- Quatro policiais da Corregedoria Geral da Polícia Civil de São Paulo foram presos por extorsão qualificada e associação criminosa armada, em operação com apoio do GAeCO.
- A investigação aponta que o grupo extorquia vítimas sob ameaça de forjar flagrantes contra elas e utilizava o cargo para constrangimento, chegando a manter uma vítima em cárcere privado na delegacia de Carapicuíba.
- A ação, chamada operação Quina, apreendeu aparelhos eletrônicos, documentos e outros objetos em endereços residenciais e unidades da Polícia.
- Segundo o g1, os agentes teriam exigido R$ 1 milhão de uma das vítimas para não forjar um flagrante de tráfico de drogas.
- O grupo liberou a vítima apenas após um familiar entregar R$ 303 mil em espécie, na entrega ocorrida em uma padaria em Barueri.
Quatro policiais foram presos nesta terça-feira (12/5) pela Corregedoria Geral da Polícia Civil de São Paulo, com apoio do GAEO. Eles são acusados de extorsão qualificada e associação criminosa armada, em operação que mira um esquema de fraudes envolvendo forjar flagrantes contra vítimas. A ação ocorreu em pelo menos duas cidades da região metropolitana, com cumprimento de mandados de prisão e busca e apreensão.
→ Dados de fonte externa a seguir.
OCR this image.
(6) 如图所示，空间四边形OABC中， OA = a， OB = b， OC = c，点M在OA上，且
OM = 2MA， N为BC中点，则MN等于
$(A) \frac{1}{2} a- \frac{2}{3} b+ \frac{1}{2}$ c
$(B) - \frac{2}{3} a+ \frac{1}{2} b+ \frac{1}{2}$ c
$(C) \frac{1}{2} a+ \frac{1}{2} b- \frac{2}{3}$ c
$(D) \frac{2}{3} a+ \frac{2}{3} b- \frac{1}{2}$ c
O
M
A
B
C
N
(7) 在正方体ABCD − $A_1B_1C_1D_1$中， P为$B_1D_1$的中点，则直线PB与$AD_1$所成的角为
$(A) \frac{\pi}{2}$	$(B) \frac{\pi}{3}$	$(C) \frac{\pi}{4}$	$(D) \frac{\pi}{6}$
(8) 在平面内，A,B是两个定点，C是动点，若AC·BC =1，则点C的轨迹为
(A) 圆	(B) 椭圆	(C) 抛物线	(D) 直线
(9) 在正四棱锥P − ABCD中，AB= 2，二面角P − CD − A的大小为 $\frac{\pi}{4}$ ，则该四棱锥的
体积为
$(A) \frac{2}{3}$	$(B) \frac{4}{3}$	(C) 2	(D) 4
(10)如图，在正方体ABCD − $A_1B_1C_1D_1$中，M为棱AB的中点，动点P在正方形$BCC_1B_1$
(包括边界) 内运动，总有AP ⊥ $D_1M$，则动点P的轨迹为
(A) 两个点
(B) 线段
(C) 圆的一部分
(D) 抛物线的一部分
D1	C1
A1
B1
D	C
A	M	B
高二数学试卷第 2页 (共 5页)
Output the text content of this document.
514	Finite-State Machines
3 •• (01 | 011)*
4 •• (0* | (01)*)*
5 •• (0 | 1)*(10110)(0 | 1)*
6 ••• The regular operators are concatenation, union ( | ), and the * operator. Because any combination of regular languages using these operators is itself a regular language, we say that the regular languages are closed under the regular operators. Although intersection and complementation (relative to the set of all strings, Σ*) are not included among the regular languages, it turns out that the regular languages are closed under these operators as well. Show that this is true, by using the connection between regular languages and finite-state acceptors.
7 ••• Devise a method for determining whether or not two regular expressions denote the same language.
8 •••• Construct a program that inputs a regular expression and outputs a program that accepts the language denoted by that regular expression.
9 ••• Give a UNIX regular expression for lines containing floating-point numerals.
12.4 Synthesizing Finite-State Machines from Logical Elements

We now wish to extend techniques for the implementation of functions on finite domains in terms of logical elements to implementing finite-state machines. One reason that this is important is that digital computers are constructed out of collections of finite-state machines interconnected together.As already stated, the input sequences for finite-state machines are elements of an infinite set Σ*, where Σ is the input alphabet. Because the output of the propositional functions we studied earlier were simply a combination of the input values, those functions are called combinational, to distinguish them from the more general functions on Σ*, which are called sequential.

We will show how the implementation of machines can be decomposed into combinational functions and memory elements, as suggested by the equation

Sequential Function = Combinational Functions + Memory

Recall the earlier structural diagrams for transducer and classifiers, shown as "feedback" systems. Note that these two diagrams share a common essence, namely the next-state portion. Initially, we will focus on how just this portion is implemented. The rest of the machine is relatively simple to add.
Segundo a corregedoria, o grupo utilizava o cargo para constranger as vítimas, chegando a restringir a liberdade de uma delas. A Operação Quina cumpriu mandados em endereços residenciais e em unidades da Polícia Civil, com apreensão de aparelhos eletrônicos e documentos.
Operação e prisões
A investigação detalha que os agentes exigiam quantias em dinheiro para não forjar flagrantes de tráfico de drogas. A vítima principal teria sido levada à Delegacia de Investigação sobre Entorpecentes (DISE) de Carapicuíba, sem justificativa legal, mantendo-a como refém até o pagamento.
A Correção aponta que a liberação da vítima ocorreu apenas após a entrega de parte do valor. Um familiar da vítima teria repassado R$ 303 mil a o grupo, com promessa de quitar o restante em prestações numa padaria de Barueri.